За этим помещением открылся тусклый, мрачный кабинет. Свет пробивался только через несколько оконных переплетов под самым потолком. Большую часть пыльного пола занимали два длинных стола, заваленные книгами; некоторые были открыты, другие громоздились нестройными стопками. Когда Билли подошел ближе, от запаха плесени у него защекотало в носу.

Рядом с одним из столов, опустив голову и листая страницу за страницей, стоял человек. Набросав несколько слов на листке бумаги, он отбрасывал книгу, хватал другую, открывал ее и начинал процесс сначала.

Он казался знакомым: рыжеватые волосы, сильные руки, уверенные движения, но лица его не было видно — настолько он был погружен в работу.

Билли откашлялся:

— Реджинальд?

Мужчина поднял голову. У него было смуглое худое лицо, а в блестящих глазах застыл вопрос.

— Да?

Билли зажмурился, не в силах поверить тому, что увидел. Это лицо! Эти глаза! Ему сжало грудь. Он с трудом мог дышать.

— Папа?

Губы у мужчины раздвинулись, и он как будто беззвучно произнес: «Билли», и тут же нахмурил брови, словно был не в состоянии понять его смысл. Библиотекарь взял книгу и прижал ее к груди; взгляд его метался из стороны в сторону. Похоже, что-то в его памяти пыталось вырваться на поверхность, но он лишь тихо бормотал с британским акцентом:

— Книги о родительских обязанностях находятся в секции «Сделай сам» у меня за спиной, четвертый ряд направо. — Он снова опустил голову, возвращаясь к своему занятию.
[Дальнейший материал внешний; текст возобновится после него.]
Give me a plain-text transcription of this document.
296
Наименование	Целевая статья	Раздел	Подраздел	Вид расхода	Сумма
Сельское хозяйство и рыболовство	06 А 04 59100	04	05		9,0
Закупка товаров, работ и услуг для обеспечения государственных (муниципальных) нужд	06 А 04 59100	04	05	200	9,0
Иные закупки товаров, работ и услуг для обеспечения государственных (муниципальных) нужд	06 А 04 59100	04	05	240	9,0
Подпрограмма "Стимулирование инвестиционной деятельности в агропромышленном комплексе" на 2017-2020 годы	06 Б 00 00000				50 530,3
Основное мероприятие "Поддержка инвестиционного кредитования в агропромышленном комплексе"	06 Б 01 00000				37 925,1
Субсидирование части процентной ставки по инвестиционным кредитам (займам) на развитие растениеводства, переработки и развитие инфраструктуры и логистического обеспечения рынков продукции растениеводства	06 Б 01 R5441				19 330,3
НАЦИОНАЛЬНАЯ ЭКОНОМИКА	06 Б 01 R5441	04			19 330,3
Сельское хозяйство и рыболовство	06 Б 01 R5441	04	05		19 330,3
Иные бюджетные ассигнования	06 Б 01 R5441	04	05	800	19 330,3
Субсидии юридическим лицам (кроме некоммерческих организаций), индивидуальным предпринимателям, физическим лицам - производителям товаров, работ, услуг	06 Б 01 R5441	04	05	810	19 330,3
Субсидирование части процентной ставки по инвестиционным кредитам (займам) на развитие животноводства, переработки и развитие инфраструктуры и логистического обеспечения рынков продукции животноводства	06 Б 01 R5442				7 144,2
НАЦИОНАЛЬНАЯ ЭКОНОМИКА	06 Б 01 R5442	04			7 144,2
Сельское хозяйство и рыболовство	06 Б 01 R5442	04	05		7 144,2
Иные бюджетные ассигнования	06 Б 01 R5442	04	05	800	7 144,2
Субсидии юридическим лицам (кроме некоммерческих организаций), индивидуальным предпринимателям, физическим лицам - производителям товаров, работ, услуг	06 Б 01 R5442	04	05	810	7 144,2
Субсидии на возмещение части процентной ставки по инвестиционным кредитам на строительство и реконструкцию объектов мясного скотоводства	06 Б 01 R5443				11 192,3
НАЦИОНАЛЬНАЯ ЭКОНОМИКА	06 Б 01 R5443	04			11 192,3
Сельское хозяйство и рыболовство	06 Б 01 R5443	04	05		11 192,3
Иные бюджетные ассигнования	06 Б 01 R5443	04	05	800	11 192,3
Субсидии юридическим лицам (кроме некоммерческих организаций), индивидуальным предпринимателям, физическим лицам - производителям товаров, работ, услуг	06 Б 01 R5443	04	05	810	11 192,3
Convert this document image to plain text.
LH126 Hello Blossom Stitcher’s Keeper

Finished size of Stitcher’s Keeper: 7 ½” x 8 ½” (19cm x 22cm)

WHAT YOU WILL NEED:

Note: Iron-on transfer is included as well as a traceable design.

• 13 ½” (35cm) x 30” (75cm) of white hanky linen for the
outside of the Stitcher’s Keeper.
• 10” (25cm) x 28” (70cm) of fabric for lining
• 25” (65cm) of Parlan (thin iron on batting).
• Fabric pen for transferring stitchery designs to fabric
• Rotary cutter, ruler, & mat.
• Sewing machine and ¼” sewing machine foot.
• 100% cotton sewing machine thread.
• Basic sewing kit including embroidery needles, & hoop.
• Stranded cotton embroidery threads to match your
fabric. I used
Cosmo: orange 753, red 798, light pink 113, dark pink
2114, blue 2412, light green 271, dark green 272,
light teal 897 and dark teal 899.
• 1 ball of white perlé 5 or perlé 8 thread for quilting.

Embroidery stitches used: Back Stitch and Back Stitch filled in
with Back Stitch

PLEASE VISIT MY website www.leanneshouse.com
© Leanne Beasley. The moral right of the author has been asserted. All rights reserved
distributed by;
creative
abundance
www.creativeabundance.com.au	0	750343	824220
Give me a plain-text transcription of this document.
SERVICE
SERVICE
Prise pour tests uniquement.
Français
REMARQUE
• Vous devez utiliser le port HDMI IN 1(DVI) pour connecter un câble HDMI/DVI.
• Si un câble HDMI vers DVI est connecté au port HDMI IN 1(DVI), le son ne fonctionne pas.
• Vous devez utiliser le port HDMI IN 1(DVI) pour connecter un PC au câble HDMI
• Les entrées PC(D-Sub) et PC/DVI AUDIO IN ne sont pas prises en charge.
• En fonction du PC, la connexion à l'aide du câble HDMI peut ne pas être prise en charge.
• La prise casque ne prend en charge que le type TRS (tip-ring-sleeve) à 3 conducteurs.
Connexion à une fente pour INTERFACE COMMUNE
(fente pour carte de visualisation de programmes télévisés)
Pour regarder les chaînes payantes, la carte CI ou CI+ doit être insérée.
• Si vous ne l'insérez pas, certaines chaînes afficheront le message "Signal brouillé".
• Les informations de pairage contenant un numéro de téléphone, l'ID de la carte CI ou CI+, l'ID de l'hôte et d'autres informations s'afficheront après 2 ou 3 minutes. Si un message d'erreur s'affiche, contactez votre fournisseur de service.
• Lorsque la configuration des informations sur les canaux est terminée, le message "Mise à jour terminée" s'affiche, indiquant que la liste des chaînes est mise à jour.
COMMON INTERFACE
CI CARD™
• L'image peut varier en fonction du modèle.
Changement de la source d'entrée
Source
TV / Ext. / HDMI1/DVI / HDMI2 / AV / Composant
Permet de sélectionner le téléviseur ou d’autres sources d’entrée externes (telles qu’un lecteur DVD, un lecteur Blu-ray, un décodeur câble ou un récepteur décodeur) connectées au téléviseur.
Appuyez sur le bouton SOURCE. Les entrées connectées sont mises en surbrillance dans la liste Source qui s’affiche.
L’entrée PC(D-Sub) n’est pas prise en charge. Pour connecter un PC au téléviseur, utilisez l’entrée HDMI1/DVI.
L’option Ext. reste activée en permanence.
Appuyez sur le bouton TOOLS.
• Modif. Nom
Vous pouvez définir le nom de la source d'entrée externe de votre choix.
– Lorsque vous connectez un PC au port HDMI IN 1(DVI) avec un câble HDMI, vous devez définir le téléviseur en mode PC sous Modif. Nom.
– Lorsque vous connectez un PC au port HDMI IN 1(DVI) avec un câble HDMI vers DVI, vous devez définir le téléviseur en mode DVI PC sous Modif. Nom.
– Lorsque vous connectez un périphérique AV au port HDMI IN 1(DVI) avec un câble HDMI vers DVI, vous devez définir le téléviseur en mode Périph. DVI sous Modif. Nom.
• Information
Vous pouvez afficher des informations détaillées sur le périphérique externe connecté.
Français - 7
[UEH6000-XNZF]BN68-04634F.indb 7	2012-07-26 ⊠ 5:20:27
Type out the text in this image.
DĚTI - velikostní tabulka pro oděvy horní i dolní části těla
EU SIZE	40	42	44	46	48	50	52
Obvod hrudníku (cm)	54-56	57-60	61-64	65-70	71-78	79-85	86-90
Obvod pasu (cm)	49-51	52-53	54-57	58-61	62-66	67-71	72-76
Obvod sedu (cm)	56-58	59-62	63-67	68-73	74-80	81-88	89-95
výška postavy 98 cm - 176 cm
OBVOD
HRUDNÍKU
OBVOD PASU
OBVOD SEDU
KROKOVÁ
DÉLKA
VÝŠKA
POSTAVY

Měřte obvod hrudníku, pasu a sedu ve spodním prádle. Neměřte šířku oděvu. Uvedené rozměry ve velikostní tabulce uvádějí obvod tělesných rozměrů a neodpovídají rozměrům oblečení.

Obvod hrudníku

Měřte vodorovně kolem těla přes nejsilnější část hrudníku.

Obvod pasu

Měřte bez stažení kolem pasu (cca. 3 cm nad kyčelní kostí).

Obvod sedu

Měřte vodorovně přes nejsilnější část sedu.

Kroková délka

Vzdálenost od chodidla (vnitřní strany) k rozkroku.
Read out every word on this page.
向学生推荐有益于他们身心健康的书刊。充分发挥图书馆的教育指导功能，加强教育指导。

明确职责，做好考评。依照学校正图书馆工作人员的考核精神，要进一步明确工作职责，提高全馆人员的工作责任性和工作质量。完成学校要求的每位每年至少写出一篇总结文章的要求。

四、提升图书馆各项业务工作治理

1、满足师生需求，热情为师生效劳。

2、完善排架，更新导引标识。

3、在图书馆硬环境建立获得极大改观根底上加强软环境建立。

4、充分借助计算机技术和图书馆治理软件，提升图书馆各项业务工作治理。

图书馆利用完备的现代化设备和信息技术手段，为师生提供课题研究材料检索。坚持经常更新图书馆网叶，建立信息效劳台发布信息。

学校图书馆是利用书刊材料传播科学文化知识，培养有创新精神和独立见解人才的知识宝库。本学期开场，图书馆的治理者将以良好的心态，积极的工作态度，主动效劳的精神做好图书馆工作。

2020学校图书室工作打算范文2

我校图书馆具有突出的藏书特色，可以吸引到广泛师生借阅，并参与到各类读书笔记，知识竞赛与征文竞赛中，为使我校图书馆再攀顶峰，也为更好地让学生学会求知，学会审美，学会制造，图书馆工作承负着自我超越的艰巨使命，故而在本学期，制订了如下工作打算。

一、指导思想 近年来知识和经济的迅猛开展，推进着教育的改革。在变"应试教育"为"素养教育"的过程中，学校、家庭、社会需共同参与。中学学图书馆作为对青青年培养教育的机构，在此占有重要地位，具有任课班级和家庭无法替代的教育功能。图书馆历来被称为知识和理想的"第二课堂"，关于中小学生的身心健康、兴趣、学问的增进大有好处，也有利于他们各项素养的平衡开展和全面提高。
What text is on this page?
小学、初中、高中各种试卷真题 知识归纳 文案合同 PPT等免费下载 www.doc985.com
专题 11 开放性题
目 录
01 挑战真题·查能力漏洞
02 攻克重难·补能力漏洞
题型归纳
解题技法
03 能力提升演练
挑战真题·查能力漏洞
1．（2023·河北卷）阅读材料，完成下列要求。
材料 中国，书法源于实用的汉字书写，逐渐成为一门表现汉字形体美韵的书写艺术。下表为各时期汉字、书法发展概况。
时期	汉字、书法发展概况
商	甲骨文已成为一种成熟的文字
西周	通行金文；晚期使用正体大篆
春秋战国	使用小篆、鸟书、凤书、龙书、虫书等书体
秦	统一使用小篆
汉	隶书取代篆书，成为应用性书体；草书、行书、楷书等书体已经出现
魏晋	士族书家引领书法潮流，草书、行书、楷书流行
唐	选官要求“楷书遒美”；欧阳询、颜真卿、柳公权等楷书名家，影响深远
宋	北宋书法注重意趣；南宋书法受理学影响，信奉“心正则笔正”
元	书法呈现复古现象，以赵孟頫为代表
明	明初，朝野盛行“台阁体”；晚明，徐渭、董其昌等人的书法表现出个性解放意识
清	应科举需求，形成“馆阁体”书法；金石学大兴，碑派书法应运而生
Билли сглотнул, пытаясь справиться с комком в горле. Этот человек настолько походил на его отца, что ему хотелось кинуться вперед, перепрыгнуть через стол и крепко обнять его. Но он не мог этого сделать. Перед ним стоял Реджинальд, и этот человек не узнал его или, по крайней мере, сделал вид, что не узнал; кроме того, у него был британский акцент, которого не было у отца. Билли схватил Бонни за руку, радуясь, что рядом есть кто-то, знающий Джареда.

— Давай подойдем поближе, — шепнул он, — и зададим несколько вопросов.

Придвинувшись к столу, он взял какую-то книгу, сделав вид, что заинтересовался ее названием.

— Что вы изучаете?

Реджинальд, не поднимая глаз, показал на книгу, а затем на стол:

— Положите ее, пожалуйста. Она мне сейчас понадобится.

Билли вернул книгу на место:

— Прошу прощения.

Реджинальд положил обе ладони на стол и вздохнул:

— Это я приношу свои извинения. Такова моя работа — помогать попечителям библиотеки. Пожалуйста, простите меня… вы назвали свое имя?..

— Я его не называл. Меня зовут Билли. А это моя подруга Бонни, — кивнул он в ее сторону.

— Билли… Билли… Откуда-то я знаю это имя. Вы здесь бывали раньше? — Он поднял голову, постукивая пальцами по скуле. — Уверен, что бывали. Вас интересовали книги по… Что же это было? — Он щелкнул пальцами. — Ну да! Искусство. Точнее, карандашные наброски разных чудовищ. Разве вы специально не искали произведения искусства, посвященные драконам?

Билли почувствовал бурный прилив адреналина. Реджинальд должен быть его отцом! Кто еще может знать о его интересе к драконам? Но что толку в этом, если его отец не знает, кем он был? Страшнее пытку трудно придумать. Тем не менее какие-то искорки памяти Реджинальда давали надежду. Билли оставалось только придумать, как раздуть из них пламя.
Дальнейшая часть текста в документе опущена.